C’era una volta l’immigrazione. Ed era ancora relativamente facile affrontare i problemi ad essa legati. Oggi il dibattito è già altro. Riguarda la pluralità culturale e religiosa, oltre che seri problemi sociali. E senza neanche più la scusa della cittadinanza: perché in molti paesi la maggior parte degli immigrati, stranieri non sono più. E comunque non è questo che fa discutere. (Gabriele De Blasi)

Che cosa significa tutto ciò? Che la presenza di persone di cultura, etnia o religione diverse da quelle della maggioranza sta diventando fisiologia delle nostre vecchie nazioni europee. Che "nazioni" non sono più: lo stato si sta emancipando dalla nazione. Anche nelle sue strutture profonde.
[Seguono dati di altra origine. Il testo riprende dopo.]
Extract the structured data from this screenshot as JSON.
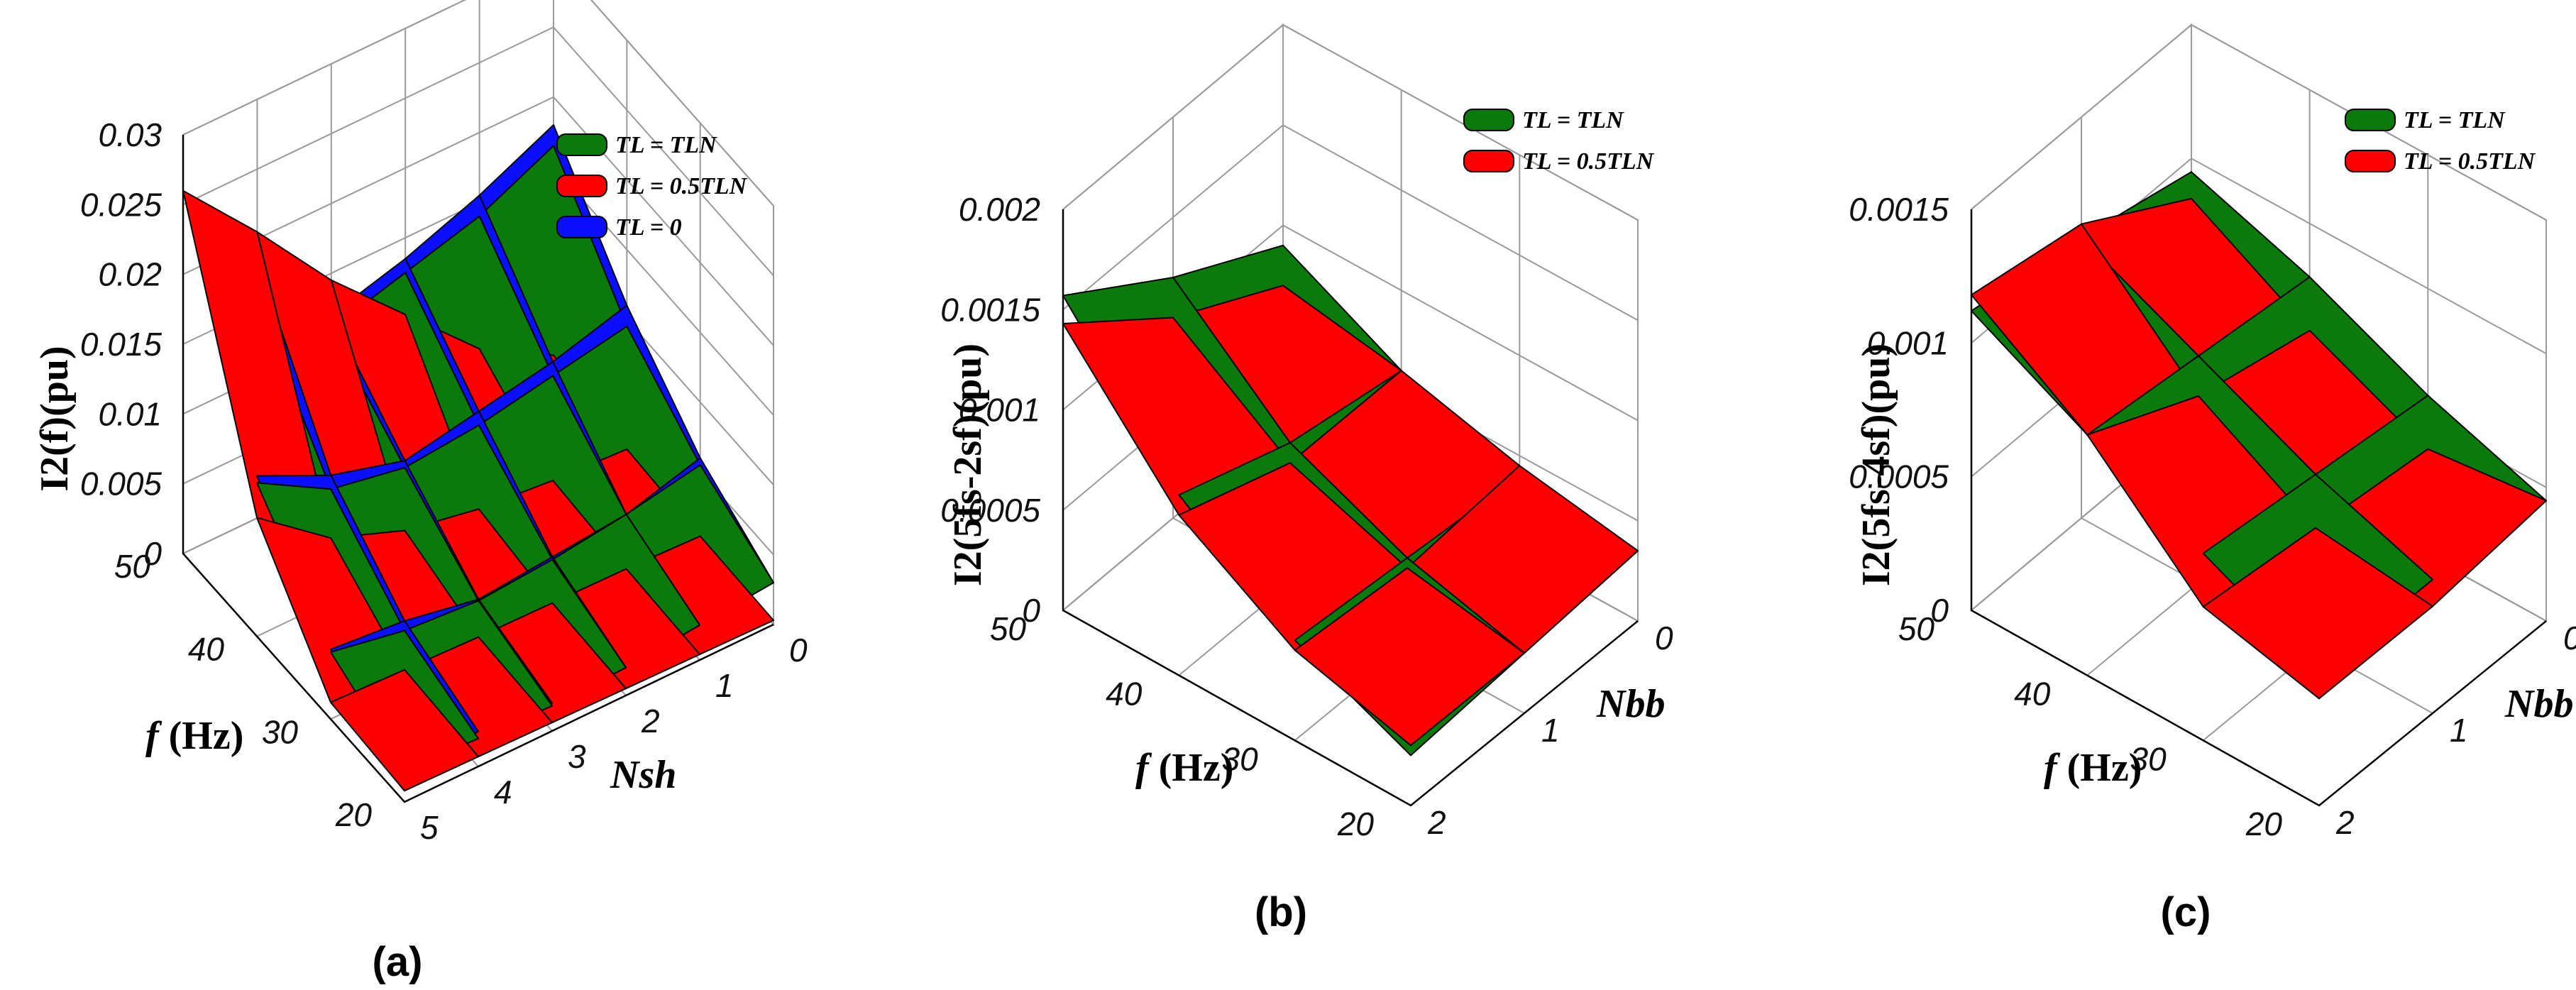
{
  "colors": {
    "green": "#0b7a0b",
    "red": "#ff0000",
    "blue": "#0a10ff",
    "grid": "#9a9a9a",
    "edge": "#000000"
  },
  "chart_data": [
    {
      "type": "surface3d",
      "panel_label": "(a)",
      "zlabel": "I2(f)(pu)",
      "zlim": [
        0,
        0.03
      ],
      "z_ticks": [
        "0",
        "0.005",
        "0.01",
        "0.015",
        "0.02",
        "0.025",
        "0.03"
      ],
      "xlabel": "f (Hz)",
      "x_ticks": [
        "50",
        "40",
        "30",
        "20"
      ],
      "ylabel": "Nsh",
      "y_ticks": [
        "5",
        "4",
        "3",
        "2",
        "1",
        "0"
      ],
      "f_values": [
        50,
        40,
        30,
        20
      ],
      "n_values": [
        0,
        1,
        2,
        3,
        4,
        5
      ],
      "legend": [
        {
          "label": "TL = TLN",
          "color": "green"
        },
        {
          "label": "TL = 0.5TLN",
          "color": "red"
        },
        {
          "label": "TL = 0",
          "color": "blue"
        }
      ],
      "series": [
        {
          "name": "TL = 0",
          "color": "blue",
          "values": [
            [
              0.018,
              0.0155,
              0.0135,
              0.012,
              0.0185,
              0.026
            ],
            [
              0.011,
              0.0095,
              0.0085,
              0.0075,
              0.009,
              0.0115
            ],
            [
              0.006,
              0.0045,
              0.004,
              0.0035,
              0.0045,
              0.005
            ],
            [
              0.003,
              0.0025,
              0.002,
              0.002,
              0.0025,
              0.0025
            ]
          ]
        },
        {
          "name": "TL = TLN",
          "color": "green",
          "values": [
            [
              0.0165,
              0.014,
              0.0125,
              0.011,
              0.0155,
              0.026
            ],
            [
              0.0095,
              0.0085,
              0.0075,
              0.007,
              0.008,
              0.011
            ],
            [
              0.0055,
              0.0045,
              0.0038,
              0.0034,
              0.0038,
              0.0048
            ],
            [
              0.003,
              0.0025,
              0.002,
              0.0018,
              0.002,
              0.0023
            ]
          ]
        },
        {
          "name": "TL = 0.5TLN",
          "color": "red",
          "values": [
            [
              0.0015,
              0.0045,
              0.0095,
              0.0145,
              0.0205,
              0.026
            ],
            [
              0.0007,
              0.001,
              0.0015,
              0.0025,
              0.0045,
              0.0085
            ],
            [
              0.0004,
              0.0006,
              0.0007,
              0.0008,
              0.001,
              0.0012
            ],
            [
              0.0003,
              0.0004,
              0.0005,
              0.0006,
              0.0007,
              0.0008
            ]
          ]
        }
      ]
    },
    {
      "type": "surface3d",
      "panel_label": "(b)",
      "zlabel": "I2(5fs-2sf)(pu)",
      "zlim": [
        0,
        0.002
      ],
      "z_ticks": [
        "0",
        "0.0005",
        "0.001",
        "0.0015",
        "0.002"
      ],
      "xlabel": "f (Hz)",
      "x_ticks": [
        "50",
        "40",
        "30",
        "20"
      ],
      "ylabel": "Nbb",
      "y_ticks": [
        "2",
        "1",
        "0"
      ],
      "f_values": [
        50,
        40,
        30,
        20
      ],
      "n_values": [
        0,
        1,
        2
      ],
      "legend": [
        {
          "label": "TL = TLN",
          "color": "green"
        },
        {
          "label": "TL = 0.5TLN",
          "color": "red"
        }
      ],
      "series": [
        {
          "name": "TL = TLN",
          "color": "green",
          "values": [
            [
              0.0009,
              0.0012,
              0.00157
            ],
            [
              0.0006,
              0.0007,
              0.0009
            ],
            [
              0.0004,
              0.00045,
              0.0005
            ],
            [
              0.00035,
              0.0003,
              0.00025
            ]
          ]
        },
        {
          "name": "TL = 0.5TLN",
          "color": "red",
          "values": [
            [
              0.0007,
              0.001,
              0.00143
            ],
            [
              0.0006,
              0.0006,
              0.0008
            ],
            [
              0.00045,
              0.0004,
              0.00045
            ],
            [
              0.00035,
              0.0003,
              0.0003
            ]
          ]
        }
      ]
    },
    {
      "type": "surface3d",
      "panel_label": "(c)",
      "zlabel": "I2(5fs-4sf)(pu)",
      "zlim": [
        0,
        0.0015
      ],
      "z_ticks": [
        "0",
        "0.0005",
        "0.001",
        "0.0015"
      ],
      "xlabel": "f (Hz)",
      "x_ticks": [
        "50",
        "40",
        "30",
        "20"
      ],
      "ylabel": "Nbb",
      "y_ticks": [
        "2",
        "1",
        "0"
      ],
      "f_values": [
        50,
        40,
        30,
        20
      ],
      "n_values": [
        0,
        1,
        2
      ],
      "legend": [
        {
          "label": "TL = TLN",
          "color": "green"
        },
        {
          "label": "TL = 0.5TLN",
          "color": "red"
        }
      ],
      "series": [
        {
          "name": "TL = TLN",
          "color": "green",
          "values": [
            [
              0.00095,
              0.00105,
              0.00112
            ],
            [
              0.0008,
              0.00085,
              0.0009
            ],
            [
              0.0006,
              0.00065,
              0.0007
            ],
            [
              0.00045,
              0.0005,
              0.0005
            ]
          ]
        },
        {
          "name": "TL = 0.5TLN",
          "color": "red",
          "values": [
            [
              0.00085,
              0.0011,
              0.00118
            ],
            [
              0.0006,
              0.0007,
              0.0009
            ],
            [
              0.0004,
              0.00045,
              0.0005
            ],
            [
              0.00045,
              0.0004,
              0.0004
            ]
          ]
        }
      ]
    }
  ]
}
Le differenze non le hanno inventate gli stranieri. C’erano già all’interno delle nostre società. Lo sanno bene gli appartenenti alle minoranze, marginalizzati, quando non discriminati. E molte sono il frutto di un’evoluzione interna recente. I neo-immigrati le hanno solo rese più visibili e aumentate di numero. Il che non è poco. Anche per le società vale il principio che, oltre determinate quantità, è la qualità che cambia. Questo non significa che l’"aria sociale" si stia in qualche modo inquinando; magari si profuma, però certamente cambia.
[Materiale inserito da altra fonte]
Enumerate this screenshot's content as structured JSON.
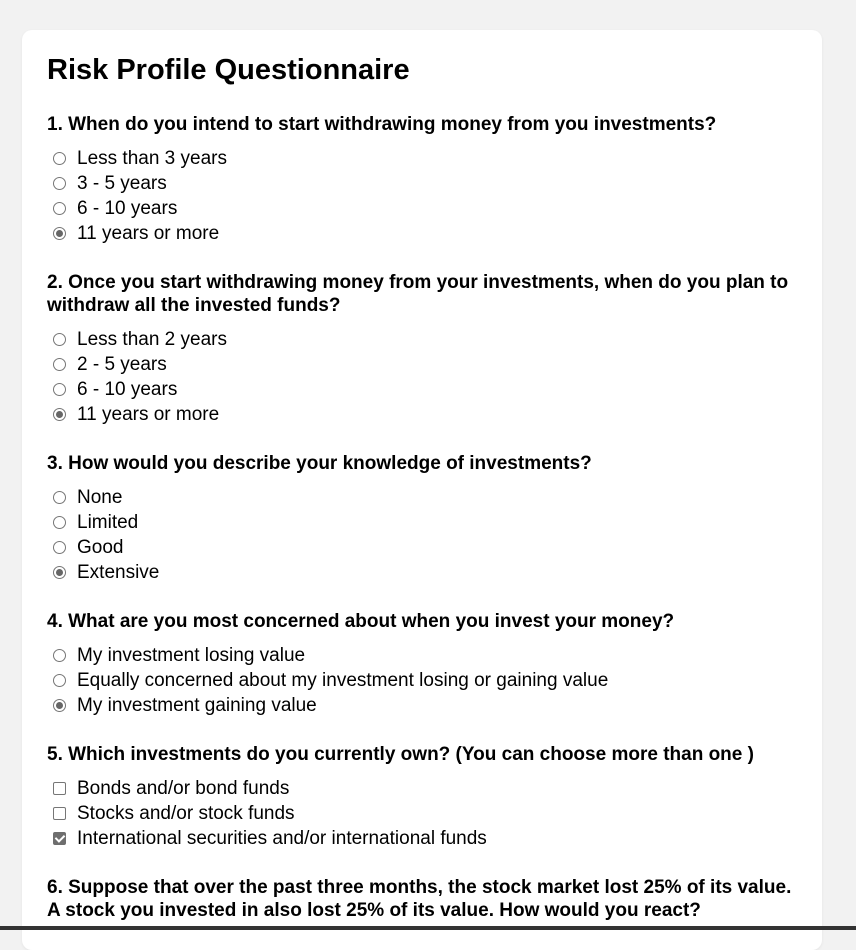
{
  "title": "Risk Profile Questionnaire",
  "questions": [
    {
      "text": "1. When do you intend to start withdrawing money from you investments?",
      "options": [
        {
          "label": "Less than 3 years",
          "checked": false
        },
        {
          "label": "3 - 5 years",
          "checked": false
        },
        {
          "label": "6 - 10 years",
          "checked": false
        },
        {
          "label": "11 years or more",
          "checked": true
        }
      ]
    },
    {
      "text": "2. Once you start withdrawing money from your investments, when do you plan to withdraw all the invested funds?",
      "options": [
        {
          "label": "Less than 2 years",
          "checked": false
        },
        {
          "label": "2 - 5 years",
          "checked": false
        },
        {
          "label": "6 - 10 years",
          "checked": false
        },
        {
          "label": "11 years or more",
          "checked": true
        }
      ]
    },
    {
      "text": "3. How would you describe your knowledge of investments?",
      "options": [
        {
          "label": "None",
          "checked": false
        },
        {
          "label": "Limited",
          "checked": false
        },
        {
          "label": "Good",
          "checked": false
        },
        {
          "label": "Extensive",
          "checked": true
        }
      ]
    },
    {
      "text": "4. What are you most concerned about when you invest your money?",
      "options": [
        {
          "label": "My investment losing value",
          "checked": false
        },
        {
          "label": "Equally concerned about my investment losing or gaining value",
          "checked": false
        },
        {
          "label": "My investment gaining value",
          "checked": true
        }
      ]
    },
    {
      "text": "5. Which investments do you currently own? (You can choose more than one )",
      "options": [
        {
          "label": "Bonds and/or bond funds",
          "checked": false
        },
        {
          "label": "Stocks and/or stock funds",
          "checked": false
        },
        {
          "label": "International securities and/or international funds",
          "checked": true
        }
      ]
    },
    {
      "text": "6. Suppose that over the past three months, the stock market lost 25% of its value. A stock you invested in also lost 25% of its value. How would you react?"
    }
  ]
}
E il risultato è che si è manifestata la reazione. Normale, di fronte ad una trasformazione così evidente. E che tutto bisognerebbe fare tranne che demonizzare. Il turbamento di fronte al cambiamento del paesaggio è, infatti, esso stesso fisiologia. Anche se assume volti spiacevoli. Come quello di Le Pen in Francia: che tuttavia non riassume nei suoi slogan il sentire di un francese su sei che lo ha votato. O quello dello sfortunato Pim Fortuyn. Domani troverà altri canali per emergere. Perché deve emergere. Questa reazione è parte del problema, certo; ma anche della sua soluzione, che non deve essere contro di essa, bensì "dentro". Del resto l’inquietudine è assai più diffusa del dato elettorale che la interpreta.
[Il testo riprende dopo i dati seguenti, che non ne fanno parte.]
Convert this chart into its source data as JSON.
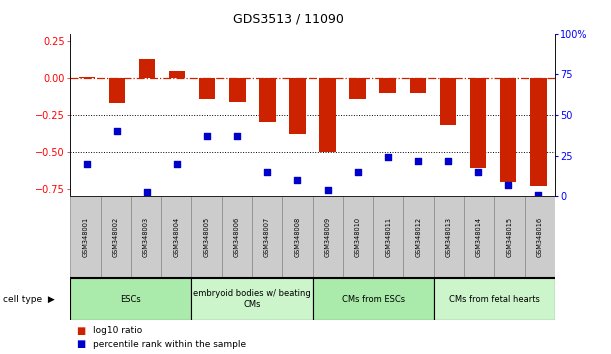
{
  "title": "GDS3513 / 11090",
  "samples": [
    "GSM348001",
    "GSM348002",
    "GSM348003",
    "GSM348004",
    "GSM348005",
    "GSM348006",
    "GSM348007",
    "GSM348008",
    "GSM348009",
    "GSM348010",
    "GSM348011",
    "GSM348012",
    "GSM348013",
    "GSM348014",
    "GSM348015",
    "GSM348016"
  ],
  "log10_ratio": [
    0.01,
    -0.17,
    0.13,
    0.05,
    -0.14,
    -0.16,
    -0.3,
    -0.38,
    -0.5,
    -0.14,
    -0.1,
    -0.1,
    -0.32,
    -0.61,
    -0.7,
    -0.73
  ],
  "percentile_rank": [
    20,
    40,
    3,
    20,
    37,
    37,
    15,
    10,
    4,
    15,
    24,
    22,
    22,
    15,
    7,
    1
  ],
  "cell_type_groups": [
    {
      "label": "ESCs",
      "start": 0,
      "end": 3,
      "color": "#aaeaaa"
    },
    {
      "label": "embryoid bodies w/ beating\nCMs",
      "start": 4,
      "end": 7,
      "color": "#ccf5cc"
    },
    {
      "label": "CMs from ESCs",
      "start": 8,
      "end": 11,
      "color": "#aaeaaa"
    },
    {
      "label": "CMs from fetal hearts",
      "start": 12,
      "end": 15,
      "color": "#ccf5cc"
    }
  ],
  "bar_color": "#CC2200",
  "dot_color": "#0000CC",
  "ylim_left": [
    -0.8,
    0.3
  ],
  "ylim_right": [
    0,
    100
  ],
  "yticks_left": [
    0.25,
    0.0,
    -0.25,
    -0.5,
    -0.75
  ],
  "yticks_right": [
    0,
    25,
    50,
    75,
    100
  ],
  "dotted_lines": [
    -0.25,
    -0.5
  ],
  "legend_red": "log10 ratio",
  "legend_blue": "percentile rank within the sample",
  "cell_type_label": "cell type",
  "sample_box_color": "#cccccc",
  "sample_box_edge": "#888888"
}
Insomma, non solo la diversità culturale aumenta: anche il conflitto sociale aumenterà. Ma può trovare momenti di gestione. E di soluzione. I conflitti hanno, infatti, una funzione, come sappiamo bene dalla vita di coppia e familiare: far emergere le tensioni latenti e imparare a tener conto delle sensibilità dell’altro. Ed è da essi che nascono le soluzioni.
Il conflitto che oggi si manifesta ha bisogno appunto di questo: di non essere negato; di essere nominato per quello che è e non in altro modo; ma anche di essere gestito, guidato: dai ceti intellettuali, da quelli politici che, invece, hanno brillato per la loro inconsistenza.
La società è plurale. Ma è il momento di una discussione franca su come vogliamo che sia. Per il bene del bene comune.